The physics of solid materials is enormously rich territory. In materials such as high-temperature superconductors and other "exotic" materials, its usually what the electrons do in the material that is most interesting. The atoms that make up the crystal lattice aren't quite so interesting. In fact, physicists have had a good basic picture of the vibrations that take place within a (periodic) crystal lattice for roughly a century, since the work of Brillouin, Debye and Einstein. It's all quite easily understood in terms of extended periodic waves of vibration, or phonons -- or so it seemed until recently. Now it appears that the standard picture may have left a whole lot out -- especially exotic waves that act like particles and zip around according to rules all their own.

They're called "discrete breathers" and they are quintessentially nonlinear forms that seem to live inside lots of ordinary materials. Pour energy (with radio waves, lasers, etc) into liquid Helium, or into a magnetic material, and you often find that its not just extended phonons that get stirred up -- rather the energy ends up moving about in a handful of localized pulses that persist for very long times. Researchers increasingly think that understanding the origins and habits of these breathers will be crucial to understanding materials when pushed out of equilbrium, and may also be important even in equilibrium.

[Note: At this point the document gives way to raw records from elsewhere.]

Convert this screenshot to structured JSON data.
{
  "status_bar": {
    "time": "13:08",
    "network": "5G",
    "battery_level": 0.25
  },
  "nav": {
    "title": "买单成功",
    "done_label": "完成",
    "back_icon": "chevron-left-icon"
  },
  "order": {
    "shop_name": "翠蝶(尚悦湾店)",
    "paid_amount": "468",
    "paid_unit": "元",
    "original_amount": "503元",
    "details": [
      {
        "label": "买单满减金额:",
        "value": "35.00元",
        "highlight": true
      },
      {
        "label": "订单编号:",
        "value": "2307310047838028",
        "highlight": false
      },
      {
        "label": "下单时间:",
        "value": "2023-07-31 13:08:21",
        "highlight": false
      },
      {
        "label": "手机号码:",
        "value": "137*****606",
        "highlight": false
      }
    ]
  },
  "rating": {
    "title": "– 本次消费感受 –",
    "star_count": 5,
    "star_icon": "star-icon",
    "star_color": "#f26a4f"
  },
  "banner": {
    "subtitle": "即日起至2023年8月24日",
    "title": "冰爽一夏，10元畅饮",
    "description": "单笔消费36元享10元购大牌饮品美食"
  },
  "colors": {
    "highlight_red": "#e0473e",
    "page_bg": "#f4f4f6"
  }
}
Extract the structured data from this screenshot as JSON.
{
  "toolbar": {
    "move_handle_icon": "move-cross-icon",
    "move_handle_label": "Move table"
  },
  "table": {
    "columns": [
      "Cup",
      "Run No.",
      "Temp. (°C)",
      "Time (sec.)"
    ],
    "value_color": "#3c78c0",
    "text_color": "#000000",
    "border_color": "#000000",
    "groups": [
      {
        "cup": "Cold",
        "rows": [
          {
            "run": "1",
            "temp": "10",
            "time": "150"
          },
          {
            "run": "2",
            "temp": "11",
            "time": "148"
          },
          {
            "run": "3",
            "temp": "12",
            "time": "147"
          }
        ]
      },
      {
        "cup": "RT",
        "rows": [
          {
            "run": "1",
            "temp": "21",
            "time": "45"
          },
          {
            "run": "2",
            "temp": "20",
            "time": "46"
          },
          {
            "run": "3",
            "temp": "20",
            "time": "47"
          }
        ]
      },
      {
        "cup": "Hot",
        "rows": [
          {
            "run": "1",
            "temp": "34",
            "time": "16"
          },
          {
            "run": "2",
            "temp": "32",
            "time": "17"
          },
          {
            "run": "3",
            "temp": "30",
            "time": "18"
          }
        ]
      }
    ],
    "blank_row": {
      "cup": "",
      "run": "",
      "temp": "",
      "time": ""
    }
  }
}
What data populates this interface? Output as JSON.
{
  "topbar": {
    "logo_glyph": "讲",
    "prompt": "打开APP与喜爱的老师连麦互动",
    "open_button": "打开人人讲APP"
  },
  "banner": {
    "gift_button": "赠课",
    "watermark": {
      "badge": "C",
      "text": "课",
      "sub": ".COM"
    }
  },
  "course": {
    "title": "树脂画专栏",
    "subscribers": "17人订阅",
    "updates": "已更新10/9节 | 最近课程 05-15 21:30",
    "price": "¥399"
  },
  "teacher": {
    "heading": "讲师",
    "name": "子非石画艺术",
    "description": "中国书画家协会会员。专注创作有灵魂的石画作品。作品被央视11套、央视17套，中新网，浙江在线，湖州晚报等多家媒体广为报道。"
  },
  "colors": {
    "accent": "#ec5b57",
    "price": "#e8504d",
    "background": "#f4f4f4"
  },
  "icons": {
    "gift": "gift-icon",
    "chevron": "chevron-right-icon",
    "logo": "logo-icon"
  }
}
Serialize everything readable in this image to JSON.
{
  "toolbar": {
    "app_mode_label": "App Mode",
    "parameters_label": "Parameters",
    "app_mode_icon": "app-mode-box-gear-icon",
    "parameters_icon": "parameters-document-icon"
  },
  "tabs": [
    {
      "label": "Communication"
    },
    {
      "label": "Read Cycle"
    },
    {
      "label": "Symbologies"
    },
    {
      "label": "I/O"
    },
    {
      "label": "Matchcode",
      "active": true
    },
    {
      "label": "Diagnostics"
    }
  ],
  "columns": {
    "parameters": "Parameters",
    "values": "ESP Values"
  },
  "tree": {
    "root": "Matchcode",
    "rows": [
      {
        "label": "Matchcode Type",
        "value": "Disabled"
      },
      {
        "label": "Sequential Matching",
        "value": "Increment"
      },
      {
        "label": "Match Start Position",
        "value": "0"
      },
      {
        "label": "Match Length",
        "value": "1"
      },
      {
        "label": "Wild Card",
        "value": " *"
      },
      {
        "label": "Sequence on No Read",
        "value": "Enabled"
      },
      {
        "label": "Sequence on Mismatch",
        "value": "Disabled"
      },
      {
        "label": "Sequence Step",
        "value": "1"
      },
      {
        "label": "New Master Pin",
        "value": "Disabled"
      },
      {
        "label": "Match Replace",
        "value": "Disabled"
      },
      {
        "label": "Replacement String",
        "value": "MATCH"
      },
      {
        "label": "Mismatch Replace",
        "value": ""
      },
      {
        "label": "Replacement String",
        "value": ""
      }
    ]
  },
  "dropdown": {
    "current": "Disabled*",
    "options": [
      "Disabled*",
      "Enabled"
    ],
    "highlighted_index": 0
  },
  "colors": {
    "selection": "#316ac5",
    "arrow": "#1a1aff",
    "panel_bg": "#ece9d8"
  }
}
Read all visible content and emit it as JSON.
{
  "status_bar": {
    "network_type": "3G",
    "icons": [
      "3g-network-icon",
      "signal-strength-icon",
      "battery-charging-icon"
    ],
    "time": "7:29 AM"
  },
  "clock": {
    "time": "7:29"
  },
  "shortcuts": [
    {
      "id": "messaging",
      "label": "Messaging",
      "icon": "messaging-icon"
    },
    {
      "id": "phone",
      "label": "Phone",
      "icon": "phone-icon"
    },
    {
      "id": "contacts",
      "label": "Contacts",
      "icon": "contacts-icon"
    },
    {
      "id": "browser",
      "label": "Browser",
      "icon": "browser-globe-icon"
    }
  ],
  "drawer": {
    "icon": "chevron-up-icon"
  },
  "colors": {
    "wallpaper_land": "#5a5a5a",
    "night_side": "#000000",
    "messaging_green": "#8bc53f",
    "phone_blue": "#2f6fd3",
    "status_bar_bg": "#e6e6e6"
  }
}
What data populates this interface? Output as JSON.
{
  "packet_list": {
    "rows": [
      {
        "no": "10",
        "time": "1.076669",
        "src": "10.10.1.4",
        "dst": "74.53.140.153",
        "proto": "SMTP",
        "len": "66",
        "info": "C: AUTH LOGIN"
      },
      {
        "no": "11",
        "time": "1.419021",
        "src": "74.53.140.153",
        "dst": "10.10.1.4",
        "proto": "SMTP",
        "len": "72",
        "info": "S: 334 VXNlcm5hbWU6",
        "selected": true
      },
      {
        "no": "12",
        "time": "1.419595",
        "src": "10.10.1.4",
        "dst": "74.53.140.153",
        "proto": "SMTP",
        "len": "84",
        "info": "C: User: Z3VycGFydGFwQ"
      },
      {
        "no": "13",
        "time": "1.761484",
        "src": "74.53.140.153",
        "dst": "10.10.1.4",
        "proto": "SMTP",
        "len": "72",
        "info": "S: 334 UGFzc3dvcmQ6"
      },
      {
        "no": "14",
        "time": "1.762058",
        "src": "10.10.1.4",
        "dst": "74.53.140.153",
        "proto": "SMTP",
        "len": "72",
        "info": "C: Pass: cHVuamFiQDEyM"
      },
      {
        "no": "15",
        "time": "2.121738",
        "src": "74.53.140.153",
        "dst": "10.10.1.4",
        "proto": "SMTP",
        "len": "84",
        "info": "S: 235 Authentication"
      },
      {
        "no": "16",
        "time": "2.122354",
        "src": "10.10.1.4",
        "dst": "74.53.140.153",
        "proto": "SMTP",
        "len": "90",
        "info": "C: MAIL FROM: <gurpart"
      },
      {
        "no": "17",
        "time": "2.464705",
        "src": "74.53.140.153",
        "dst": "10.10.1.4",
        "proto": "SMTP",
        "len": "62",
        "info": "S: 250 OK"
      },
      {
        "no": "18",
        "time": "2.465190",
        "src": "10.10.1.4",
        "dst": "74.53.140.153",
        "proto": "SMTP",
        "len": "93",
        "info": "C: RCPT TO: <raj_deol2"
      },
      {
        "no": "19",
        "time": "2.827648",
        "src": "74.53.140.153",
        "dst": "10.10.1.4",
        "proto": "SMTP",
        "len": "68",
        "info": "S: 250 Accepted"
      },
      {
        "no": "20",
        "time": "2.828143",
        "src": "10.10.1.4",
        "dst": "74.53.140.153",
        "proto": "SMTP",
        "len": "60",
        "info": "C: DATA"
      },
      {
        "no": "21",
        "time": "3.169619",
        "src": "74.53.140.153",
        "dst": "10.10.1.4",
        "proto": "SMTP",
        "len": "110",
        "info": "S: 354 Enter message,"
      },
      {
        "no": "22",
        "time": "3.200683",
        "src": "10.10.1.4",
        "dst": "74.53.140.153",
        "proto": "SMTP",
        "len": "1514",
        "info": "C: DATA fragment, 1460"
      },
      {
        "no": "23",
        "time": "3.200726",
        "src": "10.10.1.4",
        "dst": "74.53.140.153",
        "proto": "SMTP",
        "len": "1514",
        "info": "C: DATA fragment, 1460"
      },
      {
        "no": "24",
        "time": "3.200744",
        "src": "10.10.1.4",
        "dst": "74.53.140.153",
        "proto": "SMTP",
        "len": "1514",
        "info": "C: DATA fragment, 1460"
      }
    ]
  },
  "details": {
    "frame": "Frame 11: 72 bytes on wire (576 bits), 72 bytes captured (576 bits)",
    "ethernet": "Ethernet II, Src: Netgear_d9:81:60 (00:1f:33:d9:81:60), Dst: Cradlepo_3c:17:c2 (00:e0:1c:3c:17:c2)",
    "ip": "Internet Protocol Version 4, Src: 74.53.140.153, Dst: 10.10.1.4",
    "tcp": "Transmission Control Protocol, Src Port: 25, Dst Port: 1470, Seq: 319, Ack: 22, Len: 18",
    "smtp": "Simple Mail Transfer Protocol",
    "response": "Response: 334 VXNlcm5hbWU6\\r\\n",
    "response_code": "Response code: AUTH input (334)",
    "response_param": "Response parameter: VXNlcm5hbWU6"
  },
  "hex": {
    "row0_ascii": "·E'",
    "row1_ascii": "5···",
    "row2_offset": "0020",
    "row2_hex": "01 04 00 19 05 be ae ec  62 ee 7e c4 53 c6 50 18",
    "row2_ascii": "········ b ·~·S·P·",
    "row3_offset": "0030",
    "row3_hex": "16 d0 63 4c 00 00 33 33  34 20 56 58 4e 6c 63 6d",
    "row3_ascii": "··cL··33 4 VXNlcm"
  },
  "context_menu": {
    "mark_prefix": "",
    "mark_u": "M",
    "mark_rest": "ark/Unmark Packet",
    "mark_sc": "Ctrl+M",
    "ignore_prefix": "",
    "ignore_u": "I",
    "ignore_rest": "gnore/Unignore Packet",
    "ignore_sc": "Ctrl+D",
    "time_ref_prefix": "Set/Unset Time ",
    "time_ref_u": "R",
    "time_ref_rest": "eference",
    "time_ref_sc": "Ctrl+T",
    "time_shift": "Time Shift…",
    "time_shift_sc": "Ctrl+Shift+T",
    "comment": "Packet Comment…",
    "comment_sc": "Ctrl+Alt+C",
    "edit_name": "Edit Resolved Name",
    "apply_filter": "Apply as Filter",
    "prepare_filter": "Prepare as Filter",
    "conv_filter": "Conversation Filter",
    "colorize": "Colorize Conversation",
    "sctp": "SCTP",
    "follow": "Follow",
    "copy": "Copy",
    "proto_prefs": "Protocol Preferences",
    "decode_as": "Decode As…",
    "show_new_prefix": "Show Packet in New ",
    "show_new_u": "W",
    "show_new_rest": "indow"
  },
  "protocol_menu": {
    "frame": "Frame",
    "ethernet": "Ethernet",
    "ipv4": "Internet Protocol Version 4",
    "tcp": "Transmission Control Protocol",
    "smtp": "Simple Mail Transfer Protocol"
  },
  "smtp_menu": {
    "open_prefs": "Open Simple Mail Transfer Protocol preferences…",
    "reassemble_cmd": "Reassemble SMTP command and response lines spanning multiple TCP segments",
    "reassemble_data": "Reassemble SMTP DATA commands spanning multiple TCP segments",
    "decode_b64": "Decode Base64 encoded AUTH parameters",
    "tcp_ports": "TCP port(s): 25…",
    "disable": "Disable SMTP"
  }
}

There 's currently a lot of work going on to explore these breathers, both in real materials, and also in fascinating "artificial" materials such as mesoscopic arrays of cantilevers etched into semiconductors (which mimic the workings of an atomic lattice). In experiments, researchers can stir up these exotic objects, and watch them move, learning the laws by which they interact. This article in New Scientist looks at how these excitations work, why they were overlooked for so long, what they might mean for physics in the future, and how they might change our most fundamental view of how ordinary matter works.

To learn more about discrete breathers, I strongly recommend looking at the work of Al Sievers of Cornell University and also of Sergej Flach of the Max Planck Institute in Dresden. In particular, for those who know a little physics and mathematics, this article in Physics Today offers a very nice description of the basic ideas.